For Q1 2026, AMG guided to:

  • Adjusted EBITDA of $310 million to $330 million, including $40 million to $60 million in net performance fees
  • Economic earnings per share of $7.98 to $8.52, reflecting 60% YoY growth at the midpoint

For full-year 2026, management expects:

  • Net performance fee earnings of approximately $170 million, in line with the five-year average
  • At least $400 million in share repurchases (excluding the trust preferred settlement impact)

Management highlighted:

  • Continued organic growth from alternatives, especially via Pantheon and AQR
  • Capacity for further affiliate investments, with Highbrook and Garda expected to be accretive to EBITDA

Takeaways

  • Alternatives Now Drive AMG’s Earnings: The business is structurally more resilient and higher-margin, with secular demand tailwinds in private markets and liquid alternatives.
  • Capital Allocation Remains a Core Value Driver: Share repurchases and affiliate investments are compounding per-share earnings and supporting margin expansion.
  • Product Innovation and Wealth Channel Penetration: AMG’s ability to seed and scale new strategies positions it to capture future growth in the global wealth segment.

Conclusion

AMG’s 2025 results confirm a successful transformation into an alternatives-led, capital-light business with powerful organic growth drivers. With a simplified capital structure and strong affiliate momentum, AMG is poised to deliver further compounding value as secular demand for alternatives persists.

Industry Read-Through

AMG’s record inflows and alternatives AUM surge signal robust institutional and wealth channel demand for private and liquid alternative strategies, a trend likely to benefit other asset managers with differentiated offerings and distribution scale.
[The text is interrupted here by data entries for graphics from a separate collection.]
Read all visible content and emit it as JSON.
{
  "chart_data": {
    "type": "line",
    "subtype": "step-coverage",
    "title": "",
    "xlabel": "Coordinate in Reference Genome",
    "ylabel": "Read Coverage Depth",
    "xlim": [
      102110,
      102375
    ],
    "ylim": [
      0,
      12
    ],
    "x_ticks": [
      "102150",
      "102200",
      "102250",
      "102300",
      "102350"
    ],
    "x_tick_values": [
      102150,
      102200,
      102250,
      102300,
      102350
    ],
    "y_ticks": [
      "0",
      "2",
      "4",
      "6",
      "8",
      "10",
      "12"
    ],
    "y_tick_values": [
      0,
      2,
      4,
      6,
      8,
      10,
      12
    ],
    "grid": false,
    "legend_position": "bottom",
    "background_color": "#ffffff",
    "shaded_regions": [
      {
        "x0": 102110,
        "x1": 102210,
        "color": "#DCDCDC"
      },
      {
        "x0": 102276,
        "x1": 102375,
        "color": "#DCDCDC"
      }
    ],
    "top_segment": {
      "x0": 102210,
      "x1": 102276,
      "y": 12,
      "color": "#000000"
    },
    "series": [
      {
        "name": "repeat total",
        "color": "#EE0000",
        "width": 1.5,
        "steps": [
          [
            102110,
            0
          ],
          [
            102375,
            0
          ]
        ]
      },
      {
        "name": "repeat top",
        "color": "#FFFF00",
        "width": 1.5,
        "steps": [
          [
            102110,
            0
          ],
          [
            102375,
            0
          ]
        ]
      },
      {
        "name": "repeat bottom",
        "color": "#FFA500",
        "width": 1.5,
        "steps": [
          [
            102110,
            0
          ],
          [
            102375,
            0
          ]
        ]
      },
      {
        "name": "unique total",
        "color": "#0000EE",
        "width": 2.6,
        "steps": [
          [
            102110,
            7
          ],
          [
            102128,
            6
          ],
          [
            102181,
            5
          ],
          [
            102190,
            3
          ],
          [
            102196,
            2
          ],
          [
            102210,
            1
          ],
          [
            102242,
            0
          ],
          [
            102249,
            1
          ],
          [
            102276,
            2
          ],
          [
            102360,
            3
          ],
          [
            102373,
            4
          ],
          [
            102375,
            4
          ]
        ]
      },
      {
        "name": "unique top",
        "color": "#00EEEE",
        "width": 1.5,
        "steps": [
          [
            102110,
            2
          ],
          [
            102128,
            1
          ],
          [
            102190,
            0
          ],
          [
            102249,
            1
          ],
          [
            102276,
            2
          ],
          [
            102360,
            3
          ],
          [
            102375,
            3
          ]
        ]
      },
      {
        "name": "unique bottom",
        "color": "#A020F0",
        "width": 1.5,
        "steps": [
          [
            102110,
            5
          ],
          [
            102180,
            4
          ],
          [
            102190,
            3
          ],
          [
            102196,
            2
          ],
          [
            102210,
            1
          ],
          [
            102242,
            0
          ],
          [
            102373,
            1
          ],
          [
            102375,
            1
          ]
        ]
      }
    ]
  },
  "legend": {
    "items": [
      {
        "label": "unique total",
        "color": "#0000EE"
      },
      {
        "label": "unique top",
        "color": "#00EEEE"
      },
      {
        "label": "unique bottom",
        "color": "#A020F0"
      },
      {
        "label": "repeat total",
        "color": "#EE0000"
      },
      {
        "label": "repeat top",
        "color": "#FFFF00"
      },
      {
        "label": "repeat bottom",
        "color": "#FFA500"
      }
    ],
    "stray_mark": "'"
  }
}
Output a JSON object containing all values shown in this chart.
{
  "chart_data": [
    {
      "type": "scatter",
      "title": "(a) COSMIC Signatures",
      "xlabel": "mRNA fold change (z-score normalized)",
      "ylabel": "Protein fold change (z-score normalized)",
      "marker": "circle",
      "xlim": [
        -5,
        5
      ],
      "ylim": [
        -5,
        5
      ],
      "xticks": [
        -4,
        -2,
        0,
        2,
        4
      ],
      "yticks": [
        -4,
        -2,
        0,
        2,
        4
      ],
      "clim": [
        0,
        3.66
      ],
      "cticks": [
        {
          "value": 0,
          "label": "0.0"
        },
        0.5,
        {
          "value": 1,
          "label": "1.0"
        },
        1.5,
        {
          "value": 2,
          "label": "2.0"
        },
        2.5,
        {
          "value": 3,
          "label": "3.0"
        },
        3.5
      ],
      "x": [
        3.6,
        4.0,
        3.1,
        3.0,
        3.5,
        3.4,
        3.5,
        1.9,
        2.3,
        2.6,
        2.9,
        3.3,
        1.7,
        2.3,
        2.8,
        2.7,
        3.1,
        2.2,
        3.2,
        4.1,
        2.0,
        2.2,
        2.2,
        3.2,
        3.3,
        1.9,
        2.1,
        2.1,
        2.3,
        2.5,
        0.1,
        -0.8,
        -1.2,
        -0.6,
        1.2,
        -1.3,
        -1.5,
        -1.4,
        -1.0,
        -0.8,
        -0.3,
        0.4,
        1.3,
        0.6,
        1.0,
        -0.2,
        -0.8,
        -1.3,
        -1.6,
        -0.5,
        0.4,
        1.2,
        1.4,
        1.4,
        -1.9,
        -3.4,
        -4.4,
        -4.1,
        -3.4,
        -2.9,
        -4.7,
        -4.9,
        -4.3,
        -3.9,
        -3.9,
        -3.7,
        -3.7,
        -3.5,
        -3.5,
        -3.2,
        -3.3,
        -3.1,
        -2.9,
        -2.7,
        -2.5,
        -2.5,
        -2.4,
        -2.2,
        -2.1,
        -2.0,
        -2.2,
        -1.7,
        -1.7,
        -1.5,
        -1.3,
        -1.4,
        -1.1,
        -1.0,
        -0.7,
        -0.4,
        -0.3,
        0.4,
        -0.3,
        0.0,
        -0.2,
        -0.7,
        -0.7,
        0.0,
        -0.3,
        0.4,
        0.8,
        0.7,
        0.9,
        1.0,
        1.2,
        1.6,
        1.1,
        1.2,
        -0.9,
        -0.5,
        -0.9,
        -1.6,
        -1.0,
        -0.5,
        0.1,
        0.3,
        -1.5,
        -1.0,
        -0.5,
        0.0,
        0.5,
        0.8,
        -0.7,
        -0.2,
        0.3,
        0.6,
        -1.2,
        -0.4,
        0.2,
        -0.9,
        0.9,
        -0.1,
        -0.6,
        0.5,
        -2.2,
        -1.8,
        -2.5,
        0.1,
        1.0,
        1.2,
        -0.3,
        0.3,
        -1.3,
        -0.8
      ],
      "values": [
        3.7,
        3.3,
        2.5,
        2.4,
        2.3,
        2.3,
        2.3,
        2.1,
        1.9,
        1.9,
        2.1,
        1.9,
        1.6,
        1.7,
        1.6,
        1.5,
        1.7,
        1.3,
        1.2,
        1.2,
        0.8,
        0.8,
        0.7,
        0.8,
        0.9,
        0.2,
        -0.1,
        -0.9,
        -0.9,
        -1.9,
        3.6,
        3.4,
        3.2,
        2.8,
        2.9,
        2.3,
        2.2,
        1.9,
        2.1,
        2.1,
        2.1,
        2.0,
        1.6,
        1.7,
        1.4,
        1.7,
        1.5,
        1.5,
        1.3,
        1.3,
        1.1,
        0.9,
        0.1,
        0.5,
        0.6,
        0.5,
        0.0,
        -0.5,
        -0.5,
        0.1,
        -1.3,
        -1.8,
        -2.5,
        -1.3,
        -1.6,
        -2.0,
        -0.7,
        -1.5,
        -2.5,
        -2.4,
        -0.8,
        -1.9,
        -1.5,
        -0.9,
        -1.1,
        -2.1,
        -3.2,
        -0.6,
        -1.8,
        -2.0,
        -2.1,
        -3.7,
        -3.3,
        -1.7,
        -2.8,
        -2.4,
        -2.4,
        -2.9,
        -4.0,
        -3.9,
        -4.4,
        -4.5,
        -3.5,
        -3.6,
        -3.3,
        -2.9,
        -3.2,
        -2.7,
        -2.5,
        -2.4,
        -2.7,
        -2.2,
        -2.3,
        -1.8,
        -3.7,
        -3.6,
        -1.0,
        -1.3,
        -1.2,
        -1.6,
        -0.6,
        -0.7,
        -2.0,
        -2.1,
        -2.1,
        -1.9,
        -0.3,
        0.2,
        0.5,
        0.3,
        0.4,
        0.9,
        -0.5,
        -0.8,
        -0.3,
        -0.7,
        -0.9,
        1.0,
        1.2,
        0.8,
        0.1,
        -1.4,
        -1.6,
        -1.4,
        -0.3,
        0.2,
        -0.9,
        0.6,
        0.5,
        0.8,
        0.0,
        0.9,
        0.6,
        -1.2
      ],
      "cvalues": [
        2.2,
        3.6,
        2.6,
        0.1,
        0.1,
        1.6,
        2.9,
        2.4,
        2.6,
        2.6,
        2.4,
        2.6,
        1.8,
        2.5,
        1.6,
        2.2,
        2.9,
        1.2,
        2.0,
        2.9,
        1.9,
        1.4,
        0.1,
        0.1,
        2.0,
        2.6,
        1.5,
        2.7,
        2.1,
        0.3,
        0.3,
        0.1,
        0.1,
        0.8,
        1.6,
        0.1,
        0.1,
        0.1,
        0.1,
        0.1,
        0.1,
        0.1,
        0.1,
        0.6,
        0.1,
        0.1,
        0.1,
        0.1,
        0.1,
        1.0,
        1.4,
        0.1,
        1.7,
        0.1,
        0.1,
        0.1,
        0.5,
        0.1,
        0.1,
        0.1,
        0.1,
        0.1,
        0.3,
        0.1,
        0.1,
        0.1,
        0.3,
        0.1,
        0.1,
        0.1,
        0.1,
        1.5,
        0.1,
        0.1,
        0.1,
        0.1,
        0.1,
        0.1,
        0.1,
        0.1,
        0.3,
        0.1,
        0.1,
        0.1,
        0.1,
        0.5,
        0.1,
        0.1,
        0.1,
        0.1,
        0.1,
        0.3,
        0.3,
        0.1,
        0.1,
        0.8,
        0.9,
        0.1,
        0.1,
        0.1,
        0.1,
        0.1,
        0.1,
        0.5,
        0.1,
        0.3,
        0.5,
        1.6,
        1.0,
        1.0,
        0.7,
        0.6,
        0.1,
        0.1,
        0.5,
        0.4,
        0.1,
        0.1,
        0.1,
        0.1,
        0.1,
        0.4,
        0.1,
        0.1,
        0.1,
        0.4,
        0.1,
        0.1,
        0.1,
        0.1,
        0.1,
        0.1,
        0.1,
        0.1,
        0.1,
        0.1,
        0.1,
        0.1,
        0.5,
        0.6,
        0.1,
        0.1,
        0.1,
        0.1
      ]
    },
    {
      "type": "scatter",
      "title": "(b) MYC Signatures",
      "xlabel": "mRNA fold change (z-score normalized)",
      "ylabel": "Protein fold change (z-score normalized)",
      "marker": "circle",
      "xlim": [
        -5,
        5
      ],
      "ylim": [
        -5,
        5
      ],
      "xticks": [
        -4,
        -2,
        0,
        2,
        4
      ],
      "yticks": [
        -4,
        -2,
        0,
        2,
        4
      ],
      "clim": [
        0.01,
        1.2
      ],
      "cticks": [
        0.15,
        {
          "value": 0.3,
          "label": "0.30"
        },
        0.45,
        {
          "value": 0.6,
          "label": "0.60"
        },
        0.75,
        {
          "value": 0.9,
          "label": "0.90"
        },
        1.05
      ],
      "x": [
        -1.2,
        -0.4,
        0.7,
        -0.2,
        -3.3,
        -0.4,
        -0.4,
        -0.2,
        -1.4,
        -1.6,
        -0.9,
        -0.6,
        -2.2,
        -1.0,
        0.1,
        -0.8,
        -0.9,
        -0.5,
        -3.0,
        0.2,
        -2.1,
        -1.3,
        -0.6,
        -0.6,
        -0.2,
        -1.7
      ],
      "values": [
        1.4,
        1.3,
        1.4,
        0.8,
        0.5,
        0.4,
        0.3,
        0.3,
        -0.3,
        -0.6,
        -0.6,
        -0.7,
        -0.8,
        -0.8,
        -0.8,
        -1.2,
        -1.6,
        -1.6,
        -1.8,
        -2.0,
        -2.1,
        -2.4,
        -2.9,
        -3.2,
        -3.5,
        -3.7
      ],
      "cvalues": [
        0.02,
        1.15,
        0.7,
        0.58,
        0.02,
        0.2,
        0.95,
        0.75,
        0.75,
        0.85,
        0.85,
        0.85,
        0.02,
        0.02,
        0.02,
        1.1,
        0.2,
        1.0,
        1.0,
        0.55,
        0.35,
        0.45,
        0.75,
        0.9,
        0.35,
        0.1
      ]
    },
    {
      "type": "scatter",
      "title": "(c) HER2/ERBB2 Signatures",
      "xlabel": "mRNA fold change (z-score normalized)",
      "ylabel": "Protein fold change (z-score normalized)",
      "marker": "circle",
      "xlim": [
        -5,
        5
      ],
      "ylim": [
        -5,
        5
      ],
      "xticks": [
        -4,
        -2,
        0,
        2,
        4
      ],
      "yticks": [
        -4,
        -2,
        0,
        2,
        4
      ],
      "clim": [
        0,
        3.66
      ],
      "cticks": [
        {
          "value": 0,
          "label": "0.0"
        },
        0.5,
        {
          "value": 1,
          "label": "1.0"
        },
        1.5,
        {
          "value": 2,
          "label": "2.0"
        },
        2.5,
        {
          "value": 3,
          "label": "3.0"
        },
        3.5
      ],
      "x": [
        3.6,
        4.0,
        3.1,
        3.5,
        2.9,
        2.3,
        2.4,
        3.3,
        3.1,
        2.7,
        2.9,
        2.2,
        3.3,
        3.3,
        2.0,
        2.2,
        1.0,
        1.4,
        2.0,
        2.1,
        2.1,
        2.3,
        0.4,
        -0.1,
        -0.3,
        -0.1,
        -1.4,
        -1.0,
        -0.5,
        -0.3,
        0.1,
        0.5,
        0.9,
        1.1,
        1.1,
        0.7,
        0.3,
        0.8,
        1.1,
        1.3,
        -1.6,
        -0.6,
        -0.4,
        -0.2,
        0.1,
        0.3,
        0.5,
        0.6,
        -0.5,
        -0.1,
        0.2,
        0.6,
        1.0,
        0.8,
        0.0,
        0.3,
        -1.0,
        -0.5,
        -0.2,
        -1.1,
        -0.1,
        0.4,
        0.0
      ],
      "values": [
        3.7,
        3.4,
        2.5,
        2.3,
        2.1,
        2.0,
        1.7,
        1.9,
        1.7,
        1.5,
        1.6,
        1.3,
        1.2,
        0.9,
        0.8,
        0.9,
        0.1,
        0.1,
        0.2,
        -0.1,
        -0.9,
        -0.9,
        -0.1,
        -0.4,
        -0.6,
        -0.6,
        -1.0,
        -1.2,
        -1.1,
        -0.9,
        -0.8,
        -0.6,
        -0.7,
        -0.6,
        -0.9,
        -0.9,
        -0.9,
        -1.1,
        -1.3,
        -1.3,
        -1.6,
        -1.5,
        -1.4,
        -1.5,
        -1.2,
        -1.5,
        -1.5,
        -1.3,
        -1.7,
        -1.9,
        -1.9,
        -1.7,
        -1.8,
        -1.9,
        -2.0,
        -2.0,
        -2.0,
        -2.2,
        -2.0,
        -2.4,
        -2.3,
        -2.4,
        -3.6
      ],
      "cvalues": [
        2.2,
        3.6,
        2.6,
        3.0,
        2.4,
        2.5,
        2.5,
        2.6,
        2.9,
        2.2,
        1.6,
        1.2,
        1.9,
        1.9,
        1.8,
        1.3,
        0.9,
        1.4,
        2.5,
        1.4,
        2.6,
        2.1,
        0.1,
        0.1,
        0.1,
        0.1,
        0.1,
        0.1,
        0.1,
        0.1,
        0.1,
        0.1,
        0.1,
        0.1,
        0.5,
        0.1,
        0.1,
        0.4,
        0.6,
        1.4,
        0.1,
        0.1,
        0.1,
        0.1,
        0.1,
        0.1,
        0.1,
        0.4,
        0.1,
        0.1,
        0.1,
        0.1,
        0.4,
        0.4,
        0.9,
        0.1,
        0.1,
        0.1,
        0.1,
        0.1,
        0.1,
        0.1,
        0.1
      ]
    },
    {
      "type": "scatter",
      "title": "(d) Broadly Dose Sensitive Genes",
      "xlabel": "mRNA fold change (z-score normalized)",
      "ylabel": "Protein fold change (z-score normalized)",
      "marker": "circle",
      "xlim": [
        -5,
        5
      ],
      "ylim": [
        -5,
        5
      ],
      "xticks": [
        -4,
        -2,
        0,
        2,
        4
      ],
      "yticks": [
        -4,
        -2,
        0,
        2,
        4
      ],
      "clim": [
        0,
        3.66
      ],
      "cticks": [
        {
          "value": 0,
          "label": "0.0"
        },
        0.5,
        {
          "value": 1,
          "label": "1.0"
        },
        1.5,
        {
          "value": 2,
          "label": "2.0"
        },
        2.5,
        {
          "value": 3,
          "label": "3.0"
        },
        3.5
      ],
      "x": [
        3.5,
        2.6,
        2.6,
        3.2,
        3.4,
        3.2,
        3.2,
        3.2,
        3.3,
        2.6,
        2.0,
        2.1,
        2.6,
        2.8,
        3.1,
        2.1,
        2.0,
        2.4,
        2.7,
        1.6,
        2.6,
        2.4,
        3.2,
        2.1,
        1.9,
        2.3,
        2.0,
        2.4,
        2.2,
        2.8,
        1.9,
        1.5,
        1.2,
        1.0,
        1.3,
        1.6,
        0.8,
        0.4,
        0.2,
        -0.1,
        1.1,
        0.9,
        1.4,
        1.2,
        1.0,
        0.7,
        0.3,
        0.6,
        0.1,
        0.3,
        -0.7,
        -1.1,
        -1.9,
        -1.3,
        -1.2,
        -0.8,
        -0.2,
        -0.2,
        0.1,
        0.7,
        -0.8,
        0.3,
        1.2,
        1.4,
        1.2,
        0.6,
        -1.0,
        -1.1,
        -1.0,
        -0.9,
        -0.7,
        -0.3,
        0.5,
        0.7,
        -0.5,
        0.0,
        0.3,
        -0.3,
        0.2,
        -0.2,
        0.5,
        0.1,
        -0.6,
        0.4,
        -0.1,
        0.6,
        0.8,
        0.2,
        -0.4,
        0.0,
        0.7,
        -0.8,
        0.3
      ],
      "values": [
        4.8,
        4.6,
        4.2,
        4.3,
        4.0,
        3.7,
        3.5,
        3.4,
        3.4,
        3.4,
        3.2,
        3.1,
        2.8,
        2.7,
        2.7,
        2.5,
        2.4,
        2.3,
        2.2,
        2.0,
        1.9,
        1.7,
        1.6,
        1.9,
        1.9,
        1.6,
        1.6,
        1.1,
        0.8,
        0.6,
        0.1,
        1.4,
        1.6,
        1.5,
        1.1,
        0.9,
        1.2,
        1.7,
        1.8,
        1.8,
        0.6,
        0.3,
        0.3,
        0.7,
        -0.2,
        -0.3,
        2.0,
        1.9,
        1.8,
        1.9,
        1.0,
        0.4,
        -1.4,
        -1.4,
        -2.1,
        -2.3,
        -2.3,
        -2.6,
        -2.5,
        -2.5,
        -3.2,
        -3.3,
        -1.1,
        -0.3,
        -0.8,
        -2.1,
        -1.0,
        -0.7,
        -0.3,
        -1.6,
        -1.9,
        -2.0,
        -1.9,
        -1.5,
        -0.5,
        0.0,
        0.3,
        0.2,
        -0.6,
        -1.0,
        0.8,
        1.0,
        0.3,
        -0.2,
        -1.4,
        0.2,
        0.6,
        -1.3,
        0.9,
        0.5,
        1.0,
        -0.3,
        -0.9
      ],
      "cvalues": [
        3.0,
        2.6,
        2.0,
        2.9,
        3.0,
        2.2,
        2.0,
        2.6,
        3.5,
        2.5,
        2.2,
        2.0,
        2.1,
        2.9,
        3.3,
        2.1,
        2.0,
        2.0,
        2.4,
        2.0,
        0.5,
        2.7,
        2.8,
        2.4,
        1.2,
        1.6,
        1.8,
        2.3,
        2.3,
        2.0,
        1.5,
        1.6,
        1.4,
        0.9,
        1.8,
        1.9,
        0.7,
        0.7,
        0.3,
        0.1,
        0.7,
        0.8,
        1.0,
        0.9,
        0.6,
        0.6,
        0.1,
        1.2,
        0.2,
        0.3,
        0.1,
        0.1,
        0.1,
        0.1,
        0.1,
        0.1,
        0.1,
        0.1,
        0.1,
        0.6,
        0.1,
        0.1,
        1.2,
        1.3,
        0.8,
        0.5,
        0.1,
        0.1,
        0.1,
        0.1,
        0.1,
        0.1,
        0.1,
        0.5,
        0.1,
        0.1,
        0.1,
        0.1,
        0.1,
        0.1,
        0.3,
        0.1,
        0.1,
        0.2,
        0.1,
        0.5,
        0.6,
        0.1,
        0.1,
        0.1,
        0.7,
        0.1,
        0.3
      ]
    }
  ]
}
The company’s success in launching new products through partnerships (e.g., BBH in structured credit) and seeding innovation highlights the rising importance of product manufacturing and distribution leverage in asset management. Legacy active equity managers face continued outflows, underscoring the urgency to pivot toward alternatives and wealth solutions. Capital allocation discipline and affiliate partnership models are emerging as key competitive differentiators, with implications for M&A, talent retention, and long-term earnings quality across the industry.